Executive Summary
The EV/EBITDA multiple, also known as the enterprise multiple, measures a company’s overall value compared to its EBITDA. It is used to determine the value of a company in a way that is neutral to capital structure and accounting decisions. Generally, a lower EV/EBITDA multiple suggests that a company might be undervalued, while a higher multiple can indicate overvaluation. This metric is particularly useful in mergers and acquisitions and for comparing companies with different levels of debt.
Formula Deep Dive
Enterprise Multiple = EV / EBITDA
- Enterprise Value (EV): is the profit of a company after all expenses and taxes have been deducted from revenue.
- Earnings Before Interest, Taxes, Depreciation and Amortization (EBITDA): represents a company’s earnings before any deductions for interest expenses, taxes, depreciation, and amortization.

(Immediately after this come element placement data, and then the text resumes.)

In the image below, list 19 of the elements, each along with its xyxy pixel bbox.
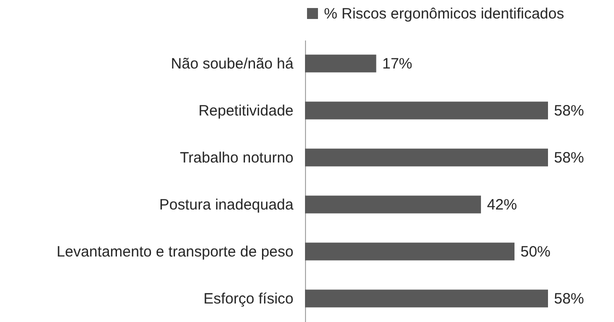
bar bbox=[305, 196, 481, 214]
data-label: 17% bbox=[382, 56, 412, 72]
legend-label: % Riscos ergonômicos identificados bbox=[324, 6, 564, 22]
data-label: 42% bbox=[486, 196, 517, 214]
bar bbox=[305, 242, 514, 260]
y-tick-label: Não soube/não há bbox=[170, 56, 294, 72]
y-tick-label: Levantamento e transporte de peso bbox=[56, 244, 294, 260]
bar bbox=[305, 54, 376, 72]
y-tick-label: Postura inadequada bbox=[159, 196, 294, 214]
y-tick-label: Repetitividade bbox=[198, 102, 294, 120]
data-label: 58% bbox=[554, 290, 584, 308]
y-tick-label: Esforço físico bbox=[203, 290, 294, 308]
bar bbox=[305, 102, 548, 120]
data-label: 58% bbox=[554, 102, 584, 120]
data-label: 58% bbox=[554, 150, 584, 166]
y-tick-label: Trabalho noturno bbox=[180, 150, 294, 166]
data-label: 50% bbox=[520, 244, 551, 260]
bar bbox=[305, 290, 548, 308]
bar bbox=[305, 148, 548, 166]
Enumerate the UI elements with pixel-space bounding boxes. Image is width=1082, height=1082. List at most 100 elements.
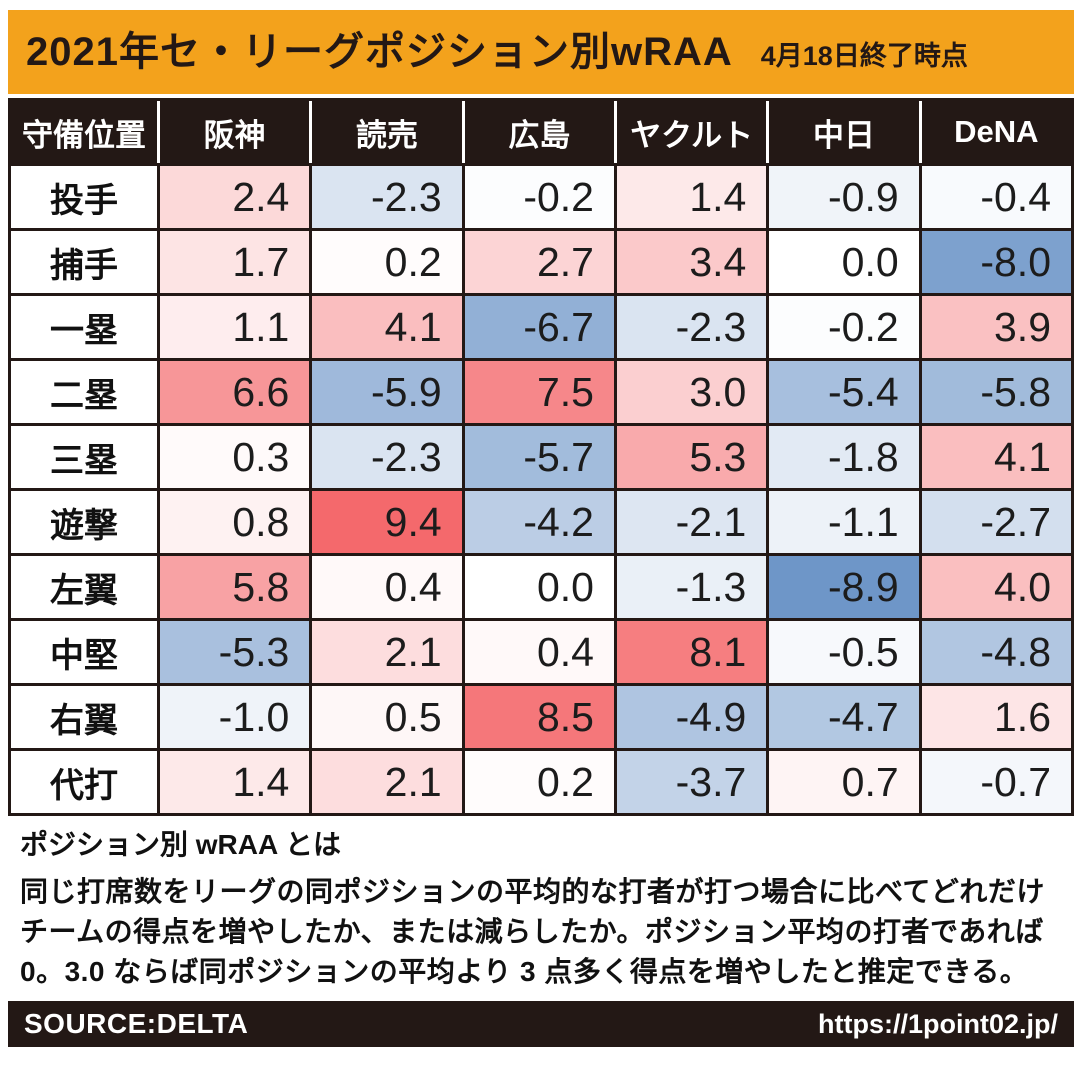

The practical usage of the EV/EBITDA multiple lies in its ability to provide a normalized comparison across companies and industries, as it minimizes the effects of different capital structures and taxation strategies. It is particularly favored in industries with high levels of depreciation and amortization, like telecommunications or utilities.
Additional Formulas
Equity Value = EV – Debt + Cash and Cash Equivalents
This formula begins with the EV, which represents the total value of the company including debt and equity. The EV can be obtained through the EV/EBITDA multiple based on the company specific EBITDA and the typical industry values of the enterprise multiple. Debt is subtracted because it represents the interest of debt holders, not equity holders. Cash and cash equivalents are added back because they reduce the net debt position of the company. This calculation isolates the value that is attributable solely to the company’s equity holders.
Application in Excel
To calculate the EV/EBITDA multiple in Excel, you would typically gather the necessary data and input it into the spreadsheet. In the example below the EBITDA is in cell B6. We further assume that the industry typical EV/EBITDA multiple is 6 which is in cell E11. The EV can then be calculated as follows:
=E11*B6

This Excel formula divides the Enterprise Value by EBITDA to yield the EV/EBITDA multiple. Financial analysts often use this ratio when comparing companies within the same industry or when assessing a company’s value for potential mergers or acquisitions.